Builders broke ground on a seasonally adjusted annual rate of 628,000 homes last month, the Commerce Department said last Thursday. That's roughly half the 1.2 million that economists equate with a healthy housing market.
But building permits, a gauge of future construction, rose nearly 11 percent. The increase was spurred by a 30 percent increase in apartment permits, which reached its highest level in three years.
Over the past year, apartment permits have surged roughly 63 percent. Single-family permits have increased just 6.6 percent in that span.
Renting has become a preferred option for many Americans who lost their jobs during the recession and were forced to leave their homes. The surge in apartments may help boost economic growth, but it has not been enough to offset the steep declines in single-family homebuilding.
"Given continued constraints on homeownership and rising rents across the country, the trend towards multi-unit construction is one that we expect to continue going forward," said James Marple, senior economist at TD Economics.

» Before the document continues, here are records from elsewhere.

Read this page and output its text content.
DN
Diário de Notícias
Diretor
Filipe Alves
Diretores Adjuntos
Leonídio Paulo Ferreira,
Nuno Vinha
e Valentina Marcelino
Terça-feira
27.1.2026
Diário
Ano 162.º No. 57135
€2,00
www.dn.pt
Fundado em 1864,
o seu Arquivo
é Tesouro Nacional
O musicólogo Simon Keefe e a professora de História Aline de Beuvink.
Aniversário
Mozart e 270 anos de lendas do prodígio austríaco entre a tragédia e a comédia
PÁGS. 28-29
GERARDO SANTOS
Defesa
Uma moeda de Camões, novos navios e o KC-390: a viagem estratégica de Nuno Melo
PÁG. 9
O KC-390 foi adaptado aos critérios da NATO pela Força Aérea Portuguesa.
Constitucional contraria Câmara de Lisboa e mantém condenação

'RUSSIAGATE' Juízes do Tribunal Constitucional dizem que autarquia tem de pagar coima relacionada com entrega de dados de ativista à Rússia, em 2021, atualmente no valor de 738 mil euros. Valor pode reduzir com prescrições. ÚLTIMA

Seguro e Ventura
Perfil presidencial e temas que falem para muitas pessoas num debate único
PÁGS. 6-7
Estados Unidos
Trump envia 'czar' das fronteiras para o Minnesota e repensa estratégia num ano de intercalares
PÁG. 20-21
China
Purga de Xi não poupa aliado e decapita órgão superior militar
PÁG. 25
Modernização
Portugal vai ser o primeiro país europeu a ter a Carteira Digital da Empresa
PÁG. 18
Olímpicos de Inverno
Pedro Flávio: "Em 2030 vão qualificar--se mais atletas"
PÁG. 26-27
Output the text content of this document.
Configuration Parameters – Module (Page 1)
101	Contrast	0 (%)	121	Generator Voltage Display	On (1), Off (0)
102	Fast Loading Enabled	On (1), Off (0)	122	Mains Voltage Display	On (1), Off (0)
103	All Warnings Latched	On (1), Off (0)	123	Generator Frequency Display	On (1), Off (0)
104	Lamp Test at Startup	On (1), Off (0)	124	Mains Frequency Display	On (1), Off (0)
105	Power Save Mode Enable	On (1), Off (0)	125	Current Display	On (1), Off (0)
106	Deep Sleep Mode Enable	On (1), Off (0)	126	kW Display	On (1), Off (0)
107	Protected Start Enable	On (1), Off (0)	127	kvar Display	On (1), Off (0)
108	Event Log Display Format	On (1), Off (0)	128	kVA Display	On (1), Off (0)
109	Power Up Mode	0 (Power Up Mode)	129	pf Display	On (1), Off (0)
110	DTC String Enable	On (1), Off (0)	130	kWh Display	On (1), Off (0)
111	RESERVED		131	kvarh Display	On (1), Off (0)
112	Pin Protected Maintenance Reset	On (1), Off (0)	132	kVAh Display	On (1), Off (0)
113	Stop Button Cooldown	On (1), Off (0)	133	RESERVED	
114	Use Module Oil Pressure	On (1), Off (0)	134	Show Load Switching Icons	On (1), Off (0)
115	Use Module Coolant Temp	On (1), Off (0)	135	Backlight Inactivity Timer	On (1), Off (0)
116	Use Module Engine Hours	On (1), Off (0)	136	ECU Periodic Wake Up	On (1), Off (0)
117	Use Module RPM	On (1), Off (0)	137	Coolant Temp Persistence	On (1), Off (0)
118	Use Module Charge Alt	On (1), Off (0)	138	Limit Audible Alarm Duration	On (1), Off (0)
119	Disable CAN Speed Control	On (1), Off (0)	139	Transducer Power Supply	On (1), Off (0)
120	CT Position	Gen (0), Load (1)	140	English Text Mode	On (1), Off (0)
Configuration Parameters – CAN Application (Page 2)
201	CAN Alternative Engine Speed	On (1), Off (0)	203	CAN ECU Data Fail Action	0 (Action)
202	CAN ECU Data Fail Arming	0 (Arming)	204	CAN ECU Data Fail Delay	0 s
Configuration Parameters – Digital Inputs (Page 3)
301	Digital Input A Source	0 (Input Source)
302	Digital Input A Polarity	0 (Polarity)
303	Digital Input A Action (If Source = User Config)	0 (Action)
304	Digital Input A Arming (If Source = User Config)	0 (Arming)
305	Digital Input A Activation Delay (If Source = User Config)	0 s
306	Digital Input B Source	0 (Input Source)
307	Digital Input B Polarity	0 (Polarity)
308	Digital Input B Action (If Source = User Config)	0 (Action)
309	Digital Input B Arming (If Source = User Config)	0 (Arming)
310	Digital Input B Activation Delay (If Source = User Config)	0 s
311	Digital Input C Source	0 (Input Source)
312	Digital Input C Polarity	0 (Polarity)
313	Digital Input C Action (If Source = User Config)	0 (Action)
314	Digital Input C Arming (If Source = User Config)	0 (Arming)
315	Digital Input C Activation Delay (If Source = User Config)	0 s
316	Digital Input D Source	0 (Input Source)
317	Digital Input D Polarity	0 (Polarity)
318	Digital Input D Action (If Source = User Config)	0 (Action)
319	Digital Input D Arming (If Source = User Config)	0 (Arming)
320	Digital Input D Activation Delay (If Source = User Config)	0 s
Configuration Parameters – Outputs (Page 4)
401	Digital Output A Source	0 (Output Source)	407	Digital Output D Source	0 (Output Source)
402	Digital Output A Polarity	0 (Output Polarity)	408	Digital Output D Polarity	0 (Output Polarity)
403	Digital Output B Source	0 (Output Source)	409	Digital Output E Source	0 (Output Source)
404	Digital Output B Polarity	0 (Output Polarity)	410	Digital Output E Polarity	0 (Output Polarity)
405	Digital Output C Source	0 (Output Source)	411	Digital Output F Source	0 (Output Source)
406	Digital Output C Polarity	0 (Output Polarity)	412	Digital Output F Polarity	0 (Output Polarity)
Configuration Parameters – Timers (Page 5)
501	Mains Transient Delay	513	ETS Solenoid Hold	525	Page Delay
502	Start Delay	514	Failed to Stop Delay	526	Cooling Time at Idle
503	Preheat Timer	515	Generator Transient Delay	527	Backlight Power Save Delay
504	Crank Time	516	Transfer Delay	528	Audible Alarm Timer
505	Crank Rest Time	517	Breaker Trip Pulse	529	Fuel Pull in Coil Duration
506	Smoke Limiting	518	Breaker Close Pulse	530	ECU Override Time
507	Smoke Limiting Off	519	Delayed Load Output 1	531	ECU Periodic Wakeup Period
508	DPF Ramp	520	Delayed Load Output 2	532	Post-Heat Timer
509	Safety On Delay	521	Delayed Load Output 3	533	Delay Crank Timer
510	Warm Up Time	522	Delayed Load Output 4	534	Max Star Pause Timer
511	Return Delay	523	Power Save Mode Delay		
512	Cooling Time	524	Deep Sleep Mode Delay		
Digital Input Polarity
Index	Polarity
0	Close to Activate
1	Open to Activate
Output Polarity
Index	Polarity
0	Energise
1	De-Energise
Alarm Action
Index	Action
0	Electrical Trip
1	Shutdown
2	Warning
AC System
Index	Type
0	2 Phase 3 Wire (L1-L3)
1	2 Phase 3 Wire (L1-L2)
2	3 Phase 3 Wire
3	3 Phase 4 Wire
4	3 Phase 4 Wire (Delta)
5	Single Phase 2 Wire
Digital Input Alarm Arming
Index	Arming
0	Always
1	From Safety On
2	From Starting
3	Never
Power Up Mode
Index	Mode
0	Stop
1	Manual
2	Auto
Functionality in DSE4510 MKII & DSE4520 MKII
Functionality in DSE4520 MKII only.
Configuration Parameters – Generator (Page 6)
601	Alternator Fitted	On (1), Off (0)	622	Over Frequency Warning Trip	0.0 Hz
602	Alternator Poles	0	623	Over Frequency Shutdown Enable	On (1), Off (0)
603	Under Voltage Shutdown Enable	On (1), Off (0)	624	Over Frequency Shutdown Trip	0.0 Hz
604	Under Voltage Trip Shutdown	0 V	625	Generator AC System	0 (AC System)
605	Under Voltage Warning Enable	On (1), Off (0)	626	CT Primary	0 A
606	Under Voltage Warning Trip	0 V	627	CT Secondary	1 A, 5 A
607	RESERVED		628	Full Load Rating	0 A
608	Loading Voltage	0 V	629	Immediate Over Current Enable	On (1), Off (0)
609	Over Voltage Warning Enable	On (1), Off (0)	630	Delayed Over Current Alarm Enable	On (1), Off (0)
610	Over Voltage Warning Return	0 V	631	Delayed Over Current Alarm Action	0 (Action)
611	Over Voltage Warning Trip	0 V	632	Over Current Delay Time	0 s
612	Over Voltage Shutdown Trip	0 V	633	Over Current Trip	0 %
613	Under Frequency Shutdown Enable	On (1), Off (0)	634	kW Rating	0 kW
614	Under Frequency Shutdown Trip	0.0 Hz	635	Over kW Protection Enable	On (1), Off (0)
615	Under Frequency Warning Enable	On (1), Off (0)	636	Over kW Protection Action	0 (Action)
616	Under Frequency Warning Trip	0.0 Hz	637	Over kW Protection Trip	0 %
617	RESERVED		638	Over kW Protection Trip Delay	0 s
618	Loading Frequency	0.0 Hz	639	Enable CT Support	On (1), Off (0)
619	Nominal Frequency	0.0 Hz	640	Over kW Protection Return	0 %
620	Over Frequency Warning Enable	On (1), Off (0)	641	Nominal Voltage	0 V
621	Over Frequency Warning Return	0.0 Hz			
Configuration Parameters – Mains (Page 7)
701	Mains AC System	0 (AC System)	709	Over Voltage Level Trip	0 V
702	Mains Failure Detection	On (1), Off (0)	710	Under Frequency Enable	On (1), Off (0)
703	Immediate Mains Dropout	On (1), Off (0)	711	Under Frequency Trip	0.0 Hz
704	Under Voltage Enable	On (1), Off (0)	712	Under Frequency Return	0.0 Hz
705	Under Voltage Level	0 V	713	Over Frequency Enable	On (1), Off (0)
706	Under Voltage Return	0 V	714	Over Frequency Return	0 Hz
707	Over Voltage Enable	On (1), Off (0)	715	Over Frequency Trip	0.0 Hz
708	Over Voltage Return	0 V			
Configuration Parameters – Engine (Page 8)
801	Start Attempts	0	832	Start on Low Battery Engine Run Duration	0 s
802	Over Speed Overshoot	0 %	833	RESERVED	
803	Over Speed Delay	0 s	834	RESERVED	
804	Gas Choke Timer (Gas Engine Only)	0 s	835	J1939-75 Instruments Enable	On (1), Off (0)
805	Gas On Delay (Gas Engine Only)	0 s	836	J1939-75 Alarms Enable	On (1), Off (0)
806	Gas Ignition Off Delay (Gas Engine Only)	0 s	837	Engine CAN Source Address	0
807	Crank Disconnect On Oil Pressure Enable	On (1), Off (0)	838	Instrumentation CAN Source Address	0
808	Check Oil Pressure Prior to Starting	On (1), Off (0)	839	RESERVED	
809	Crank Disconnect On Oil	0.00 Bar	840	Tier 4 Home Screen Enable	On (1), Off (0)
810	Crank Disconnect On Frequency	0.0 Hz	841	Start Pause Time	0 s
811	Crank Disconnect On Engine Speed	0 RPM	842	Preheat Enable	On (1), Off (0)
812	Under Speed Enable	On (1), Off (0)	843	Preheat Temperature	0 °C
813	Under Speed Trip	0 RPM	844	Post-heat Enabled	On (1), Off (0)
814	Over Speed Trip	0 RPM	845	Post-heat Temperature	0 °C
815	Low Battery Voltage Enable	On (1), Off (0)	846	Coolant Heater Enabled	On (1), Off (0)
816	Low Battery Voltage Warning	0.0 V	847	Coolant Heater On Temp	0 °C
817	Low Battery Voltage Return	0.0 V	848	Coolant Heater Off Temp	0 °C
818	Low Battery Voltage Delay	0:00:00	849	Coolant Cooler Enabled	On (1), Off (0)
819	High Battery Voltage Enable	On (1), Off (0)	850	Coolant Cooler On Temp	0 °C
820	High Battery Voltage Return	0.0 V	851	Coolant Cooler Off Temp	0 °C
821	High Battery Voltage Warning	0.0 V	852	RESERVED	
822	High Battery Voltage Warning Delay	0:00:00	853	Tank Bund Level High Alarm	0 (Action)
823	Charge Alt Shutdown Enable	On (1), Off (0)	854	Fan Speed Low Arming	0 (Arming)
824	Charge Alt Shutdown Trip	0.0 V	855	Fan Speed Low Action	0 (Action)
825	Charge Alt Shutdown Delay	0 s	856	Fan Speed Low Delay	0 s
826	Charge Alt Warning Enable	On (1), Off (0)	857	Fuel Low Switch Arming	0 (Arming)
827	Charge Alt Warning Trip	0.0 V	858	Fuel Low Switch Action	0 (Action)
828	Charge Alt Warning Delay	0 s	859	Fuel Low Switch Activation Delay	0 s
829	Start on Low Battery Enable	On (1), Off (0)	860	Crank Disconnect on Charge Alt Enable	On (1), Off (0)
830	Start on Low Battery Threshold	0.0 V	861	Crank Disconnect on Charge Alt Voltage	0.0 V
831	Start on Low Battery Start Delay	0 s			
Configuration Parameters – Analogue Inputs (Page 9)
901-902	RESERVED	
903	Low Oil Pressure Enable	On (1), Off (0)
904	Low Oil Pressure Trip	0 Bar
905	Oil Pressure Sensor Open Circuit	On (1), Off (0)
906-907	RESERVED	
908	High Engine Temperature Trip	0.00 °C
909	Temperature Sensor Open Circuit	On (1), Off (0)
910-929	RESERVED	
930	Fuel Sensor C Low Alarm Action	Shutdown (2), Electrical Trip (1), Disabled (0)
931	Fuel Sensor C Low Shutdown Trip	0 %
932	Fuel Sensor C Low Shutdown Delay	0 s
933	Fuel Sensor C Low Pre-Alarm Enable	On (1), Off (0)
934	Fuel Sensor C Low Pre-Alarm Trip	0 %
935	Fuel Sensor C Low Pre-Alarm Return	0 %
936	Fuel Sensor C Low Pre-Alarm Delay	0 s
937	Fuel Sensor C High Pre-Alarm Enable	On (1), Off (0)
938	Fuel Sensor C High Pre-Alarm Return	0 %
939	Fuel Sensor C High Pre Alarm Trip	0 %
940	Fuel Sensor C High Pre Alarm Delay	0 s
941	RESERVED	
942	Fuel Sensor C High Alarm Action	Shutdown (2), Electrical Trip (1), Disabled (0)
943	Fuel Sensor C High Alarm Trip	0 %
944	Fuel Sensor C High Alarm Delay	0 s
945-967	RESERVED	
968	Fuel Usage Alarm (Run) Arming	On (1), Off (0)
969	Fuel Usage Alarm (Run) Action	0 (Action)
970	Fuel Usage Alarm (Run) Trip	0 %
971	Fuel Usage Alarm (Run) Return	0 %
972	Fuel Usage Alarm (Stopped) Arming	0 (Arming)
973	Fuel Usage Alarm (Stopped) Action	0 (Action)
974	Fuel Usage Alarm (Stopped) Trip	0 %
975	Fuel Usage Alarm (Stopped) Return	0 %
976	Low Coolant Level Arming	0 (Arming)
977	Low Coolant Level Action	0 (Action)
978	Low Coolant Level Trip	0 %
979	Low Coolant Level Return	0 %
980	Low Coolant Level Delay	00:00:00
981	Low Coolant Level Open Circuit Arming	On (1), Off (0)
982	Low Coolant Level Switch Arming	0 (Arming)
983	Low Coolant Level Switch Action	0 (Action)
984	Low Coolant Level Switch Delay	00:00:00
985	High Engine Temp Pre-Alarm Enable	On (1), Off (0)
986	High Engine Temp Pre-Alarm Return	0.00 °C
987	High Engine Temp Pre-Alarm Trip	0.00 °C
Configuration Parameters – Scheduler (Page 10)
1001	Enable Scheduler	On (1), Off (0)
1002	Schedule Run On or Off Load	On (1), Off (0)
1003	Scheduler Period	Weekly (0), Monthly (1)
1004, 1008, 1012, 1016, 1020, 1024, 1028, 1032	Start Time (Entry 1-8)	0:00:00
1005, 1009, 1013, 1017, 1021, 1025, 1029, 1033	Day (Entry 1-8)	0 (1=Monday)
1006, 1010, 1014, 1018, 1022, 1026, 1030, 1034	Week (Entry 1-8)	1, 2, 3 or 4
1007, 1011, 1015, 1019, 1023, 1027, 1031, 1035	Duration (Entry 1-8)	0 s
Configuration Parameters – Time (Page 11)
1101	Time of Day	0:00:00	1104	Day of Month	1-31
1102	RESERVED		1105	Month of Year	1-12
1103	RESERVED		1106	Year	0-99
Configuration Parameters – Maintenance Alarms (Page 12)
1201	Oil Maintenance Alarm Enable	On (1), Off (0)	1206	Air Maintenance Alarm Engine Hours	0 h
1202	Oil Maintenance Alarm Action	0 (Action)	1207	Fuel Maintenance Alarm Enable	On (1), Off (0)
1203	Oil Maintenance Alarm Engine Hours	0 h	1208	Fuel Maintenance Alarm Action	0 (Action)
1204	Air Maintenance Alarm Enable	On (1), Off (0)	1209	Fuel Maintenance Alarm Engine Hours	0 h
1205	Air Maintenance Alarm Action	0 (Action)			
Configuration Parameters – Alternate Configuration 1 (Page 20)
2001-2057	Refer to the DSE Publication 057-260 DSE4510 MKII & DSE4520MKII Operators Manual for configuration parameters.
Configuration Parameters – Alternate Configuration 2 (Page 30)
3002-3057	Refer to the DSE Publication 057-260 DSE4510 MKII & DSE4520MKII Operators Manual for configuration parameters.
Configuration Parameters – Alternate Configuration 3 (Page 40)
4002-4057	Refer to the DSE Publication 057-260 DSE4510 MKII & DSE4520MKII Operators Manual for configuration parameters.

New-home construction and sales are in the midst of one of its worst years in history. Demand for new homes is weak and historically-low mortgage rates and plunging home prices have done little to help.
Jennifer Lee, senior economist at BMO Capital Markets, said the housing industry continues to be the U.S. economy's "weak link." But the October report wasn't as bad as many analysts had expected.
Single-family homes, which make up about 70 percent of residential home construction, rose nearly 4 percent last month. Apartments, a more volatile category, fell more than 13 percent.
Overall, homebuilding dipped in 2009 to just 554,000 homes, the lowest levels in 50 years in 2009. Last year the figure rose to roughly 587,000 homes and this year may not be much better.
Cash-strapped builders are struggling to compete with deeply discounted foreclosures and short sales, when lenders allow borrowers to sell homes for less than what is owed on their mortgages. And few homes are selling.
Though new homes represent just 20 percent of the overall home market, they have an outsized impact on the economy. Each home built creates an average of three jobs for a year and generates about $90,000 in taxes, according to the National Association of Home Builders.
After previous recessions, housing accounted for at least 15 percent of economic growth in the United States. Since the recession officially ended in June 2009, it has contributed just 4 percent.
Sales of new homes rose in September after four straight monthly declines, largely because builders cut their prices in the face of weak demand. Sales hit a six-month low in August and this year is shaping up to be the worst since the government began keeping records a half-century ago.
Another reason sales have fallen is that previously occupied homes are a better deal than new homes. The median price of a new home is about 30 percent higher than the median price for a re-sale. That's almost twice the markup in a healthy housing market.
The homebuilders' trade group said Wednesday that its survey of industry sentiment rose this month to 20, the highest level since May 2010. Still, any reading below 50 indicates negative sentiment about the housing market. The index hasn't reached 50 since April 2006, the peak of the housing boom.